Physical Anthropologist

Close-up shot of anthropologist Dr. Sabrina Sholts examining a beige skull thats in her hand in the lower right foreground.
Dr. Sabrina Sholts examining a skull. Smithsonian photo NHB2014-00809 by Don Hurlbert.

Dr. Sabrina Sholts is a research anthropologist and curator in the Department of Anthropology at the Smithsonian’s National Museum of Natural History. As a physical anthropologist, she uses bones to study our past. Her fascination with prehistory started in museums, where she spent countless hours on family vacations, school field trips, and weekend afternoons as a kid. In high school, she took her first class in anthropology and was hooked for life. Sabrina devoted herself to archaeology at the University of Chicago, working at the Oriental Institute Museum during the school year and excavating in Turkey over the summers. Her first field season led to her discovery of ancient graves and all that can be learned from the skeleton, which she continued to explore as a PhD student at U.C. Santa Barbara and then as a postdoc at U.C. Berkeley and Stockholm University.

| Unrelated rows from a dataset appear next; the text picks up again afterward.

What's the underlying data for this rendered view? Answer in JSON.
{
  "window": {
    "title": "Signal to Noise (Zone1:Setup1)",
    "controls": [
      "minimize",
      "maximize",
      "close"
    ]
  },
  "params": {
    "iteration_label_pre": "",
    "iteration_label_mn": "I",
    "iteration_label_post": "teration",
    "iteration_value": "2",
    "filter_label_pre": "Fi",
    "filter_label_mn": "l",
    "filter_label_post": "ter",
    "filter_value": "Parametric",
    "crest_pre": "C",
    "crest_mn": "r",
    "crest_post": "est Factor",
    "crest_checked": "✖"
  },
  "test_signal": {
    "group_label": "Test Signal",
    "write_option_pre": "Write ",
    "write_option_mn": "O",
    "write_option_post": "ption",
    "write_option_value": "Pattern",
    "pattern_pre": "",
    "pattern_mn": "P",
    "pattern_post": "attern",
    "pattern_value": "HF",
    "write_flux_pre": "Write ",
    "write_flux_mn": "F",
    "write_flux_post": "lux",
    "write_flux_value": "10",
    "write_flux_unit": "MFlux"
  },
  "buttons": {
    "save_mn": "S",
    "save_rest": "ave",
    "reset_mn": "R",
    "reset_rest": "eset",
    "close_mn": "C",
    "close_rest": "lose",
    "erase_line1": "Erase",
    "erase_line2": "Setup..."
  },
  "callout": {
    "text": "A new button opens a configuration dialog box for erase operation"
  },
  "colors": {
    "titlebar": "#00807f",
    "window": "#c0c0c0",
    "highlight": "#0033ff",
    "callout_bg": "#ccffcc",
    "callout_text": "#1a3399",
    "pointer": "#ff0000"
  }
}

Since arriving at the Smithsonian in 2014, Sabrina has used bones to study the effects of environmental contaminants on people in the past and present. This work is driven by questions and ideas that came to her as a graduate student in California, where people have been exposed to natural contaminants for thousands of years. With a variety of techniques to analyze and interpret human variation, she and many collaborators are piecing together information about the different ways that our body responds to the chemicals around us. Sabrina is also the director of the Smithsonian Institution Bio-Imaging Research (SIBIR) Center, whose mission is to increase and diffuse scientific knowledge through CT imaging and analysis.